Circle
2026-07-03 23:31:01Circle CEO Responds to OUSD Challenge as Stablecoin Competition Shifts to Network Effects, Liquidity and Regulation
Circle CEO Jeremy Allaire has pushed back against concerns that Open Standard’s upcoming Open USD could meaningfully disrupt USDC’s market position. Responding to investor questions after the June 30 announcement of OUSD, a stablecoin initiative backed by 140 global companies, Allaire argued that stablecoins are not simple issuance products but platform businesses shaped by network effects, liquidity concentration, and regulatory integration. In his view, this structure naturally favors a winner-take-most or winner-take-all outcome, with USDC benefiting from nearly a decade of ecosystem buildout.

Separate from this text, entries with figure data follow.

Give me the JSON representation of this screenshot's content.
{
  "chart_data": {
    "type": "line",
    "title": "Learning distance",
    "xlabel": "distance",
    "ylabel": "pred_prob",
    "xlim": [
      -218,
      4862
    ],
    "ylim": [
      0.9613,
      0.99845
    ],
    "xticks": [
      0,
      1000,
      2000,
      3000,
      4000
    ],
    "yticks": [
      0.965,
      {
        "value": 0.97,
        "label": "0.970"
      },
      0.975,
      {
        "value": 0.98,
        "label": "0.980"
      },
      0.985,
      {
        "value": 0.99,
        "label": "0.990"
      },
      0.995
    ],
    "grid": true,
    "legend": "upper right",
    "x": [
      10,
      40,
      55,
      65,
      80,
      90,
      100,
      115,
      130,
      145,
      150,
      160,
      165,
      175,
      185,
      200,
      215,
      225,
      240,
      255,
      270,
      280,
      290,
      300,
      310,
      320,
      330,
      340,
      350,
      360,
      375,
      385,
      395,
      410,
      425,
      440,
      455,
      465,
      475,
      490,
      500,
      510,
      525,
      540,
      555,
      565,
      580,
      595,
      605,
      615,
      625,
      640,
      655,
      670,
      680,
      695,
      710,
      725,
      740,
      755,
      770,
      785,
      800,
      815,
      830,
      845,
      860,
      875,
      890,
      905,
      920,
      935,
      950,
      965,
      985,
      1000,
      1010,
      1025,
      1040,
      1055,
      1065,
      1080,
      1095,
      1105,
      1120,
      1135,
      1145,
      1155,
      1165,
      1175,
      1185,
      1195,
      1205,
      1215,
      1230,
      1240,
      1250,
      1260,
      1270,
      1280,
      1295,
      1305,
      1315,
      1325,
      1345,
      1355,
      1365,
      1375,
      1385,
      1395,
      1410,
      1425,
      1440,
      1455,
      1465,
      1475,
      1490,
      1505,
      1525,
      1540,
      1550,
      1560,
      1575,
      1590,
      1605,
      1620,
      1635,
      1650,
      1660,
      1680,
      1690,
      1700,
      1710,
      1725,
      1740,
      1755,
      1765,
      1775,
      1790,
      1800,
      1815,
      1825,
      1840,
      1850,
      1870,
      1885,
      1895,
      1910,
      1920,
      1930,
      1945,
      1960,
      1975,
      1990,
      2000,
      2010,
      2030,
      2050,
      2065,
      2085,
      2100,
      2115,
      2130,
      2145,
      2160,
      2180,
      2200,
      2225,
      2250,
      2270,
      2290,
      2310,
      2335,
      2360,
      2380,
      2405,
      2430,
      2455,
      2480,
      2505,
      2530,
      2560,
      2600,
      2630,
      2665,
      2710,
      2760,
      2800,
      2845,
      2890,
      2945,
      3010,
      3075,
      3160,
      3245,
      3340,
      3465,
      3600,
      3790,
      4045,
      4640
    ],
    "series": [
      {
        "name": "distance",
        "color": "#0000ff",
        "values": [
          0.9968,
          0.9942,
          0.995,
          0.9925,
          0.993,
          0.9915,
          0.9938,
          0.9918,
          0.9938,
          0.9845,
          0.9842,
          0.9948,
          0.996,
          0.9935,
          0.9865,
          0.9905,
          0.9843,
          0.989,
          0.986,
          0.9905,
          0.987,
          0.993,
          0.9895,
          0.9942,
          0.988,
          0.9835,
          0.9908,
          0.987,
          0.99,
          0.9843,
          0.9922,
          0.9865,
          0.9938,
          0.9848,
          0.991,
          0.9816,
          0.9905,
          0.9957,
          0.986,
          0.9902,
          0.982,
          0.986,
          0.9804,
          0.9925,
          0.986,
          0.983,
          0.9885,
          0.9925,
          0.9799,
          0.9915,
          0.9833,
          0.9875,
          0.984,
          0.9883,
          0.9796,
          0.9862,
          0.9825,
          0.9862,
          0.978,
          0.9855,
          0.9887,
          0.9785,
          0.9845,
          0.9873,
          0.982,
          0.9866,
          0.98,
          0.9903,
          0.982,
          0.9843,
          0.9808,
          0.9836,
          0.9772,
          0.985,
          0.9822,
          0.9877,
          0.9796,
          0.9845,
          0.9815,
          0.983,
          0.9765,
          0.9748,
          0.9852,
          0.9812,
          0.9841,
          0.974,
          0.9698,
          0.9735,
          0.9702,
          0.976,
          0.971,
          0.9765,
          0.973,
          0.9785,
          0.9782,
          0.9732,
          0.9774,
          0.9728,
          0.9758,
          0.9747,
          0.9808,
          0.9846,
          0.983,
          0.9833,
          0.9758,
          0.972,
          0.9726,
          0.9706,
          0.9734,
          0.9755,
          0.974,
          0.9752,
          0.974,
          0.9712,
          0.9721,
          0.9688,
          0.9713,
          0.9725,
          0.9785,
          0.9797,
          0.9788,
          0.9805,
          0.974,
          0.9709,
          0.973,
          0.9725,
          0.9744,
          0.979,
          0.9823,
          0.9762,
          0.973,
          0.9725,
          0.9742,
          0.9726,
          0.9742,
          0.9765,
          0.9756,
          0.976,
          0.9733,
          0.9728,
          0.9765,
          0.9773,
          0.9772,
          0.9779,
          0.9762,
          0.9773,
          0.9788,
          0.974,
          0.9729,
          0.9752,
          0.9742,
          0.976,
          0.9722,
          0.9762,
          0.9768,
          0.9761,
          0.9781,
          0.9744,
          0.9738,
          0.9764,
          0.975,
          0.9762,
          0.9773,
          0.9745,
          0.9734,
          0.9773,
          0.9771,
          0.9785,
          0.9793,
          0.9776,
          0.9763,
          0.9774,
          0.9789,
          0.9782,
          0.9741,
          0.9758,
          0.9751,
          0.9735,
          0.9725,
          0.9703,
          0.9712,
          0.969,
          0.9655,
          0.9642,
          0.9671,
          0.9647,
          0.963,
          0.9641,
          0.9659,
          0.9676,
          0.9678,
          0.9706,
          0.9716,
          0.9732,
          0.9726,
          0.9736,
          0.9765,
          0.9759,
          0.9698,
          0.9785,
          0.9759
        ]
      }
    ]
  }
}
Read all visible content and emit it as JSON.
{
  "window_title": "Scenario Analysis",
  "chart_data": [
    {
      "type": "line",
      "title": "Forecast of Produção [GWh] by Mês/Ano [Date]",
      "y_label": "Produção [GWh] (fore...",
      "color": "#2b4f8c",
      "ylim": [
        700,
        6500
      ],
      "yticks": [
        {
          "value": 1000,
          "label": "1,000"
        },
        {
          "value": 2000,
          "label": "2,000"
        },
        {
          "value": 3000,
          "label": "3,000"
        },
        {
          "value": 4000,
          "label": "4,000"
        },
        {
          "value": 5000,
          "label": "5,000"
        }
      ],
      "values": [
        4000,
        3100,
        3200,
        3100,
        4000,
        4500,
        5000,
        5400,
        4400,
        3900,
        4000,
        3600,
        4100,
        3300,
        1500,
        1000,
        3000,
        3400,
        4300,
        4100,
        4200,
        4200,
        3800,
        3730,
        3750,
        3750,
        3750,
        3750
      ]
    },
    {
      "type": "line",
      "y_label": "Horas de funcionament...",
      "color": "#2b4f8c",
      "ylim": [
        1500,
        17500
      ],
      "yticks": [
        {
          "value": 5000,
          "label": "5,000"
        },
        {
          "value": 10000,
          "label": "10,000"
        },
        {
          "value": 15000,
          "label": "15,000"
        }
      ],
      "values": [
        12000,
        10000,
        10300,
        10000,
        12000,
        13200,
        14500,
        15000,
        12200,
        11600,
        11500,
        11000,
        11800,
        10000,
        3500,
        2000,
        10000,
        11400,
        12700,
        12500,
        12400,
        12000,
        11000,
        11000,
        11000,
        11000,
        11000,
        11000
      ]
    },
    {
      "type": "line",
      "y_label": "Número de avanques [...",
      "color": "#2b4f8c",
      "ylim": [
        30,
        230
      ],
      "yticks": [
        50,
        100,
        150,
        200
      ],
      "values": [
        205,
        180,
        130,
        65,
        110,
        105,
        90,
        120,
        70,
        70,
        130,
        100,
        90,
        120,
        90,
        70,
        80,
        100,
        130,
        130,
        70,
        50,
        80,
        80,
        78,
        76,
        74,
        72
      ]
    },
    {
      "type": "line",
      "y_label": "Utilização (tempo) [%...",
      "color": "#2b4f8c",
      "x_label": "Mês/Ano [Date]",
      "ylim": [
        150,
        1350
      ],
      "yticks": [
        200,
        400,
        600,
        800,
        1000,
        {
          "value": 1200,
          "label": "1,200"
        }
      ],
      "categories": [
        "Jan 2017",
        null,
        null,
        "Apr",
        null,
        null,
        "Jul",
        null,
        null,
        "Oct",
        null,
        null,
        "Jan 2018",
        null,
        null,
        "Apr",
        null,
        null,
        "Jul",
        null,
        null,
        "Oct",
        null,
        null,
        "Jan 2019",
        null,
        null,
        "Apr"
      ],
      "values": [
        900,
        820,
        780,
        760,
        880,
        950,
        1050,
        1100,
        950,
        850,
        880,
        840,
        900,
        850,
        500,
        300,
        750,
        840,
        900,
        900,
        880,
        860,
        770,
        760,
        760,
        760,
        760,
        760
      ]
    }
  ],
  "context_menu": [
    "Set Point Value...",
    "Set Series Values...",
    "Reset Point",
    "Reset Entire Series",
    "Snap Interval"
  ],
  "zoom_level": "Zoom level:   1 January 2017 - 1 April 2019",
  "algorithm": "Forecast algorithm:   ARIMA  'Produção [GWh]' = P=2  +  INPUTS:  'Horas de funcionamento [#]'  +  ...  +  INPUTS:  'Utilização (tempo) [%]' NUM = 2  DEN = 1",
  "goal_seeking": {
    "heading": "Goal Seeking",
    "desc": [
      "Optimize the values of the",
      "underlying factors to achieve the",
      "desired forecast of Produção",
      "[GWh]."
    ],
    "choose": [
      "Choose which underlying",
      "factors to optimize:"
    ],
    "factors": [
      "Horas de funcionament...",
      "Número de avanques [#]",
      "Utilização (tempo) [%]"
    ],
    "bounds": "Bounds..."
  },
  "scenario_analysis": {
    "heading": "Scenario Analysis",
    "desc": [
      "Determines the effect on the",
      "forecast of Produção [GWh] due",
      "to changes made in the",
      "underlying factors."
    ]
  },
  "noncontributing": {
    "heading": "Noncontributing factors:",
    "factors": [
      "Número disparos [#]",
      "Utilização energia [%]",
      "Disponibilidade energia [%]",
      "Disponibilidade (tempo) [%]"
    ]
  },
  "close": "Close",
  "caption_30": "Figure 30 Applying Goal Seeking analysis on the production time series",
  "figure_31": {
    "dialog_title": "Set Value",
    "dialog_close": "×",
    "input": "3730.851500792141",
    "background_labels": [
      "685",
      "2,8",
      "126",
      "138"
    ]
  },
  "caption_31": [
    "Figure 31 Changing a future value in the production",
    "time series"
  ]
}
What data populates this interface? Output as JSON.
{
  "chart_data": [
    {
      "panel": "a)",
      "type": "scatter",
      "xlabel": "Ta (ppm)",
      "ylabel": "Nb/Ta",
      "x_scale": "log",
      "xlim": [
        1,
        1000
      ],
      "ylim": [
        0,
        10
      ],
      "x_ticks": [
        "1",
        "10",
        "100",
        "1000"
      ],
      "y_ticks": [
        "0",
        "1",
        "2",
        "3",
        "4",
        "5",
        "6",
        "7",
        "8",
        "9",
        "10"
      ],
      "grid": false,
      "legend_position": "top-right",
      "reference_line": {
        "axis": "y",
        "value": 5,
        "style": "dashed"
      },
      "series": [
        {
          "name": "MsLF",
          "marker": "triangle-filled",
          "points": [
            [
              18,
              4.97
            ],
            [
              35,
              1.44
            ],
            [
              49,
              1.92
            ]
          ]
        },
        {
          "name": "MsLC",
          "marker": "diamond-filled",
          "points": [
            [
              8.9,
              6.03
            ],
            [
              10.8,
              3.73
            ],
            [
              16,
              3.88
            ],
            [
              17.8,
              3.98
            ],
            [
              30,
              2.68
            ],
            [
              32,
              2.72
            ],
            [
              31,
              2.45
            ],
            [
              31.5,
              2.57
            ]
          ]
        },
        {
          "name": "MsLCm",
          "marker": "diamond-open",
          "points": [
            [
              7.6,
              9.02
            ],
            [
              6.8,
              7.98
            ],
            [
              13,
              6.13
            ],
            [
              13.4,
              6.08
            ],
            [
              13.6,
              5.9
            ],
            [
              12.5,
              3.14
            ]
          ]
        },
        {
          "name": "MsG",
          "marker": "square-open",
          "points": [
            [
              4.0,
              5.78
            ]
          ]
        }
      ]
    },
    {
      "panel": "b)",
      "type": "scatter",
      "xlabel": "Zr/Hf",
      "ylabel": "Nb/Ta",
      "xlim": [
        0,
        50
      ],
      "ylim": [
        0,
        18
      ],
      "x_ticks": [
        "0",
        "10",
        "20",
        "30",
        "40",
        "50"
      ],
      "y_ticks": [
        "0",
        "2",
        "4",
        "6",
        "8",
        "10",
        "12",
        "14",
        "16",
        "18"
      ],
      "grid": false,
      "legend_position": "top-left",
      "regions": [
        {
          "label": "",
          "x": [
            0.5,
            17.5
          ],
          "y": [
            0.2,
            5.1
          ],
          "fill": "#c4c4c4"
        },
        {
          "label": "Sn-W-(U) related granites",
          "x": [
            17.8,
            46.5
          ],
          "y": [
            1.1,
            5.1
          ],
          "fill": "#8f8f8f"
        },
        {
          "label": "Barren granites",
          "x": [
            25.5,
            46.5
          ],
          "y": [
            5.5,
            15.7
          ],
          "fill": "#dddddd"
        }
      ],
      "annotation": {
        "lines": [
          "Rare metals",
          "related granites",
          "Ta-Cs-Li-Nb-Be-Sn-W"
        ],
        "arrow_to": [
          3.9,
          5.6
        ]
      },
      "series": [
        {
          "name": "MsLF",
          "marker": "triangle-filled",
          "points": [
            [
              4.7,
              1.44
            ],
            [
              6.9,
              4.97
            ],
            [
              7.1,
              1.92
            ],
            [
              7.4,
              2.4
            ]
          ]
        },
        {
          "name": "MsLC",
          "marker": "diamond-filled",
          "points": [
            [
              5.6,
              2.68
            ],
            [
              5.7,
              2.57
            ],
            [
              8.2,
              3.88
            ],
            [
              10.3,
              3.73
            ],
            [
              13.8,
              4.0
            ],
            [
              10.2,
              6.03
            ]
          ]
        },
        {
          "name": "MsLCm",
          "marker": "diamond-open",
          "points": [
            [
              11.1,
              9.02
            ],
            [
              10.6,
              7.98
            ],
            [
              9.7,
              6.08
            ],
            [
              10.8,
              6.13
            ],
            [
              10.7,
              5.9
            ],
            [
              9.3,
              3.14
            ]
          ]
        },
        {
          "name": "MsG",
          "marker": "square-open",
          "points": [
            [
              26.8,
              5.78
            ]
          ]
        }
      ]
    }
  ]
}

Allaire highlighted three pillars behind Circle’s confidence. First, USDC has already been integrated across thousands of applications and services, creating compounding utility for developers, institutions, and end users. Second, Circle has spent years building both primary-market and secondary-market liquidity across exchanges, DeFi venues, payment providers, and regional rails. Citing Artemis, he said USDC processed nearly $30 trillion in on-chain transaction volume in Q1 2026, representing 80% of all blockchain dollar stablecoin transaction activity, while USDT accounted for the remaining 20% and all other dollar stablecoins together remained below 0.5%. Third, he stressed Circle’s regulatory footprint, noting that USDC is currently the only major global stablecoin available across both Europe and Japan.
He also challenged OUSD’s key selling points, including free mint and redemption, yield-sharing, and consortium governance. According to Allaire, unlimited free redemption may prove unsustainable in real market conditions, while consortium-led products often struggle with incentives, speed, and product execution. He reaffirmed that Circle’s partnership with Coinbase remains strong and said Circle still welcomes OUSD as part of a broader growing stablecoin ecosystem.